1360. The conditions requisite for the production of an electric spark in its simplest form are well-known. An insulating dielectric must be interposed between two conducting surfaces in opposite states of electricity, and then if the actions be continually increased in strength, or otherwise favoured, either by exalting the electric state of the two conductors, or bringing them nearer to each other, or diminishing the density of the dielectric, a spark at last appears, and the two forces are for the time annihilated, for discharge has occurred.

1361. The conductors (which may be considered as the termini of the inductive action) are in ordinary cases most generally metals, whilst the dielectrics usually employed are common air and glass. In my view of induction, however, every dielectric becomes of importance, for as the results are considered essentially dependent on these bodies, it was to be expected that differences of action never before suspected would be evident upon close examination, and so at once give fresh confirmation of the theory, and open new doors of discovery into the extensive and varied fields of our science. This hope was especially entertained with respect to the gases, because of their high degree of insulation, their uniformity in physical condition, and great difference in chemical properties.

1362. All the effects prior to the discharge are inductive; and the degree of tension which it is necessary to attain before the spark passes is therefore, in the examination I am now making of the new view of induction, a very important point.
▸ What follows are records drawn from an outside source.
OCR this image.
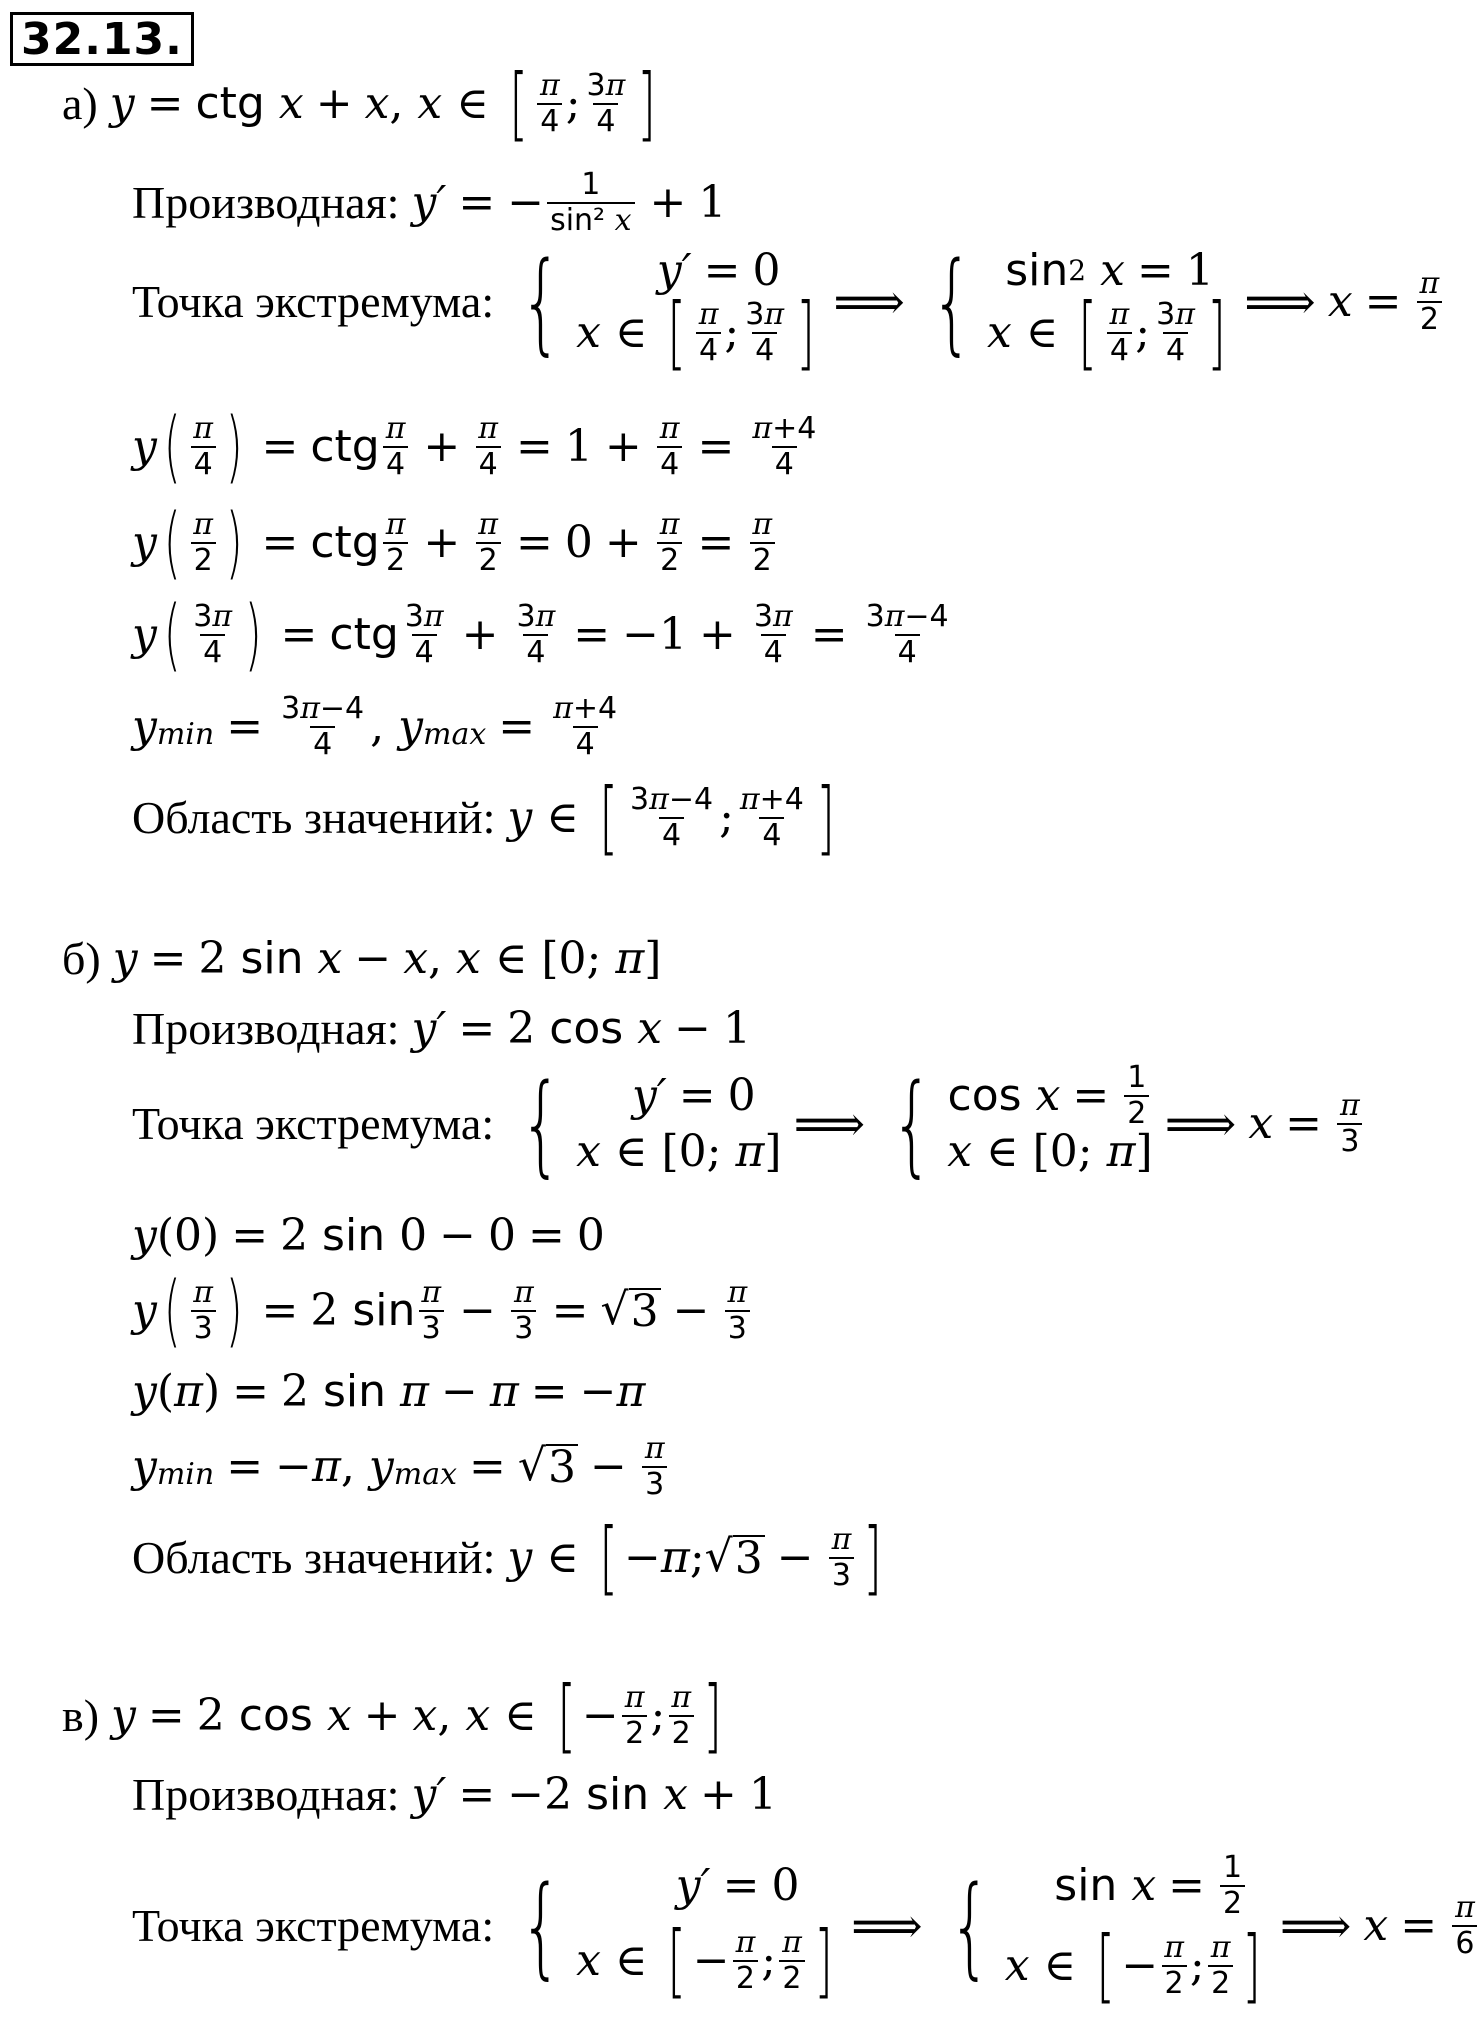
32.13.
а) y = ctg
x + x , x ∈ [ $\frac{\pi}{4}$ ; $\frac{3\pi}{4}$ ]
Производная: y′ = − $\frac{1}{\text{sin² x}} + 1$
Точка экстремума: { y′ = 0
x ∈ [ $\frac{\pi}{4}$ ; $\frac{3\pi}{4}$ ] ⟹ { sin 2
x = 1
x ∈ [ $\frac{\pi}{4}$ ; $\frac{3\pi}{4}$ ] ⟹ $x = \frac{\pi}{2}$
y ( $\frac{\pi}{4}$ ) = ctg $\frac{\pi}{4} + \frac{\pi}{4} = 1 + \frac{\pi}{4} = \frac{\pi+4}{4}$
y ( $\frac{\pi}{2}$ ) = ctg $\frac{\pi}{2} + \frac{\pi}{2} = 0 + \frac{\pi}{2} = \frac{\pi}{2}$
y ( $\frac{3\pi}{4}$ ) = ctg $\frac{3\pi}{4} + \frac{3\pi}{4} = -1 + \frac{3\pi}{4} = \frac{3\pi-4}{4}$
y $\min = \frac{3\pi-4}{4}$ , y $\max = \frac{\pi+4}{4}$
Область значений: y ∈ [ $\frac{3\pi-4}{4}$ ; $\frac{\pi+4}{4}$ ]
б) y = 2 sin
x − x , x ∈ [0; π ]
Производная: y′ = 2 cos
x − 1
Точка экстремума: { y′ = 0
x ∈ [0; π ] ⟹ { cos
$x = \frac{1}{2}$
x ∈ [0; π ] ⟹ $x = \frac{\pi}{3}$
y (0) = 2 sin 0 − 0 = 0
y ( $\frac{\pi}{3}$ ) = 2 $\sin \frac{\pi}{3} - \frac{\pi}{3}$ = √ $3 - \frac{\pi}{3}$
y ( π ) = 2 sin
π − π = − π
y min = − π , y max = √ $3 - \frac{\pi}{3}$
Область значений: y ∈ [ − π ; √ $3 - \frac{\pi}{3}$ ]
в) y = 2 cos
x + x , x ∈ [ − $\frac{\pi}{2}$ ; $\frac{\pi}{2}$ ]
Производная: y′ = −2 sin
x + 1
Точка экстремума: {	y′ = 0
x ∈ [ − $\frac{\pi}{2}$ ; $\frac{\pi}{2}$ ] ⟹ { sin
$x = \frac{1}{2}$
x ∈ [ − $\frac{\pi}{2}$ ; $\frac{\pi}{2}$ ] ⟹ $x = \frac{\pi}{6}$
It is the limit of the influence which the dielectric exerts in resisting discharge; it is a measure, consequently, of the conservative power of the dielectric, which in its turn may be considered as becoming a measure, and therefore a representative of the intensity of the electric forces in activity.

1363. Many philosophers have examined the circumstances of this limiting action in air, but, as far as I know, none have come near Mr. Harris as to the accuracy with, and the extent to, which he has carried on his investigations[264]. Some of his results I must very briefly notice, premising that they are all obtained with the use of air as the dielectric between the conducting surfaces.

1364. First as to the distance between the two balls used, or in other words, the thickness of the dielectric across which the induction was sustained. The quantity of electricity, measured by a unit jar, or otherwise on the same principle with the unit jar, in the charged or inductive ball, necessary to produce spark discharge, was found to vary exactly with the distance between the balls, or between the discharging points, and that under very varied and exact forms of experiment[265].

1365. Then with respect to variation in the pressure or density of the air. The quantities of electricity required to produce discharge across a constant interval varied exactly with variations of the density; the quantity of electricity and density of the air being in the same simple ratio. Or, if the quantity was retained the same, whilst the interval and density of the air were varied, then these were found in the inverse simple ratio of each other, the same quantity passing across twice the distance with air rarefied to one-half[266].

1366. It must be remembered that these effects take place without any variation of the inductive force by condensation or rarefaction of the air. That force remains the same in air[267], and in all gases (1284. 1292.), whatever their rarefaction may be.

1367. Variation of the temperature of the air produced no variation of the quantity of electricity required to cause discharge across a given interval[268].

Such are the general results, which I have occasion for at present, obtained by Mr. Harris, and they appear to me to be unexceptionable.

1368. In the theory of induction founded upon a molecular action of the dielectric, we have to look to the state of that body principally for the cause and determination of the above effects. Whilst the induction continues, it is assumed that the particles of the dielectric are in a certain polarized state, the tension of this state rising higher in each particle as the induction is raised to a higher degree, either by approximation of the inducing surfaces, variation of form, increase of the original force, or other means; until at last, the tension of the particles having reached the utmost degree which they can sustain without subversion of the whole arrangement, discharge immediately after takes place.